The Bryan White Foundation  is a private foundation founded by Kirumira Brian  a motivational speaker commonly known as Bryan White. The foundation started  in 2015 and was launched in Mbarara 2018. It is a non-profit organization with the aim of creating  breakthrough solutions spanning financial, agricultural, sports and health services.

History 
Bryan White Foundation started in 2015, founded by one of the biggest Charitable, inspirational and motivational speakers in Uganda, Kirumira Brian commonly known as Bryan White. He started it with staff of ten that includes influential icons in the Ugandan society like Radio & Weasel, Dr Jose Chameleon , Big Eye, King Michael, Maria Tinatinde, Cindy and comedians like Comedy Store Uganda's director Alex Muhangi, Madrat and Chiko.
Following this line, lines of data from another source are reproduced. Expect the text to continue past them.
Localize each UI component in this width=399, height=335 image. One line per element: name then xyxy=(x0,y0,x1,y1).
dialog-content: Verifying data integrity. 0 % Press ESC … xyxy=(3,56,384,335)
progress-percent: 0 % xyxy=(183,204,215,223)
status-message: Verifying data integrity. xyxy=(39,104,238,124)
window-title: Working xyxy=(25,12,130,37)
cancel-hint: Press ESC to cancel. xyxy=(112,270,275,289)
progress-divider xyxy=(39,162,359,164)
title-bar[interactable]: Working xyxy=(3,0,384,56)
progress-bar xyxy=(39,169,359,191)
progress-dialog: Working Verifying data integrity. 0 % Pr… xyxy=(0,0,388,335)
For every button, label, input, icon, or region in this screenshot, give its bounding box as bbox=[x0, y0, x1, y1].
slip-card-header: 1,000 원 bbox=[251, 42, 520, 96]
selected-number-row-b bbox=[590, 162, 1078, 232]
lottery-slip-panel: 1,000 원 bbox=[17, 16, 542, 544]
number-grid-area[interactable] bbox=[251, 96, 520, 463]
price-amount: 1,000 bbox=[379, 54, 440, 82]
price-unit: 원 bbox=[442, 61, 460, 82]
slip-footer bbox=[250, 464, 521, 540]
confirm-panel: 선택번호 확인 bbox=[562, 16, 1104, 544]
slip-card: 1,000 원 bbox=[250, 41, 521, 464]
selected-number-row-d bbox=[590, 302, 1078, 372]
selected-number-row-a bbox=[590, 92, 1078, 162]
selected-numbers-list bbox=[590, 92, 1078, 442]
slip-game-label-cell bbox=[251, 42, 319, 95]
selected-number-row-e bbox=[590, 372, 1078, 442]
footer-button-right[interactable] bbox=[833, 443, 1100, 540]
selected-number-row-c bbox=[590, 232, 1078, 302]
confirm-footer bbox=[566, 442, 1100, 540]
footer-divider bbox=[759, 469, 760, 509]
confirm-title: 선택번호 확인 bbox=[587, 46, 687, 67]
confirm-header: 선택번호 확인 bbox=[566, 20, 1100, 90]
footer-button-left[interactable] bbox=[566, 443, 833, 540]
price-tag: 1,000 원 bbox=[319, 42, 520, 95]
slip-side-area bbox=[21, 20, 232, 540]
The aim is to empower, motivate and awaken the Youth from poverty in Uganda through doing activation like Charity, Donations and sponsorship of creative youths. It was also launched in one of the biggest city, Mbarara in 2018

Activities 
Among activities that are being done by Bryan foundation are doing charity work and donations in hospitals on mental mothers, disabled mothers and children, helping poor pregnant mothers in the hospital by providing basic equipment needed. The foundation also focuses on paying school fees for orphans and street kids thus taking them back to school for a better future.